You might see these warnings on a development machine when starting logged as warnings, as soon as you deploy into production they'll change from warnings into hard stops that will prevent Elasticsearch from starting up

Settings Infrastructure overhaul

Settings can now be "unset" (set to null) to revert to the default setting

PUT /_cluster/settings
{
  "transient": {
    // will reset this setting to the default
    "threadpool.bulk.queue_size": null
  }
}

All settings can shown by adding include_defaults to requests

// will return every setting along with the default values
GET /_cluster/settings?include_defaults

Settings are transactionally applied and reset
Index level settings now cannot be configured on a node level

Settings can finally be reset and you can see all the default values for the settings from the REST API

Cluster safety

elastic.co/guide/en/elasticsearch/resiliency/master/

Add two phased commit to Cluster State publishing
Allocate primary shards based on allocation IDs
Do not promote stale copies of shards to primary
Acknowledge replica failures before write acknowledgment
Persistent node names across restarts
Many more (see the resiliency page for the full list)

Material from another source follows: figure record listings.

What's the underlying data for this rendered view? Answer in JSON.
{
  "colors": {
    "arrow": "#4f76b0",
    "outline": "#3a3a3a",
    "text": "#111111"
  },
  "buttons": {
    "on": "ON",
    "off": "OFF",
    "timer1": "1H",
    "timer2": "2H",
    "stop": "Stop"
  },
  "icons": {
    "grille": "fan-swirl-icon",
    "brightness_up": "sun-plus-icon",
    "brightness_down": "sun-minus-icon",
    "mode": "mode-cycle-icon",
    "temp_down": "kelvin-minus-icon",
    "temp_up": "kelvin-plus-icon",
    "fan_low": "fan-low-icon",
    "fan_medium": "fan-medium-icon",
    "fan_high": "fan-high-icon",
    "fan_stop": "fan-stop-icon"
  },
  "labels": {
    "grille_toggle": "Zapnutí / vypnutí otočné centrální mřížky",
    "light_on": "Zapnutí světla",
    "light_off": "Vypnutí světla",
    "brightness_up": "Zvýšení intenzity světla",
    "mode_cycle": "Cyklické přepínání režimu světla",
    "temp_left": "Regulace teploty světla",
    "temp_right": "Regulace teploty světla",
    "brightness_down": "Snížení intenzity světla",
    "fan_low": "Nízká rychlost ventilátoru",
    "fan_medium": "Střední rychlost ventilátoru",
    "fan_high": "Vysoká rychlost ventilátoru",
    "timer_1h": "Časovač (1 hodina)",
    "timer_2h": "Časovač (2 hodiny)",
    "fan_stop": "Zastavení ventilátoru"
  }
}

There are a lot of safety and resiliency changes, more than I can go over here, check out the page for the entire list

Lucene changes

Elasticsearch 5.0.0 will use Lucene 6.2, a major version upgrade of Lucene

Big performance improvements!
BM25 by default for scoring
Lucene 6.0 introduces a new fast and efficient numeric format called points
- Based on a balanced K-D tree https://en.wikipedia.org/wiki/K-D-B-tree
- Used for all numeric data (geo, bigint, ranges, ipv6)

Lucene 6.0 introduces a lot of performance improvements and disk space saving changes

Other Minor things

HTTP compression now turned on by default at level 3, which gives decent compression without affecting CPU usage negatively
A new refresh setting, "wait_for" means a request will be blocked until a refresh has naturally occurred
Deleted index tombstones keep track of deleted indices while nodes are out of the cluster
A central jvm.options file for centralizing packaging location for JVM options
Upgraded to Netty 4 and Log4j 2 (finally!)

Compression is on by default, and we have better tracking of deleted indices when a node is disconnected from the cluster.

There have been many, many other changes!

8700+ commits between 2.4 and 5.0 so far
753 contributors to Elasticsearch
Lots of code cleanup and planning for the future

When will Elasticsearch 5.0.0 be released?

Soon. Definitely this year.

Please try the 5.0.0 alpha, beta, and RCs in the meantime (NOT IN PRODUCTION!) and give us feedback!

Don't forget the migration tool! http://go.es.io/migrate-es-5

So that leaves the question, when is this going to be available? Soon, but please try the alphas and betas and provide feedback!

Thanks!

Questions?

I will tweet the slides from @thnetos after this!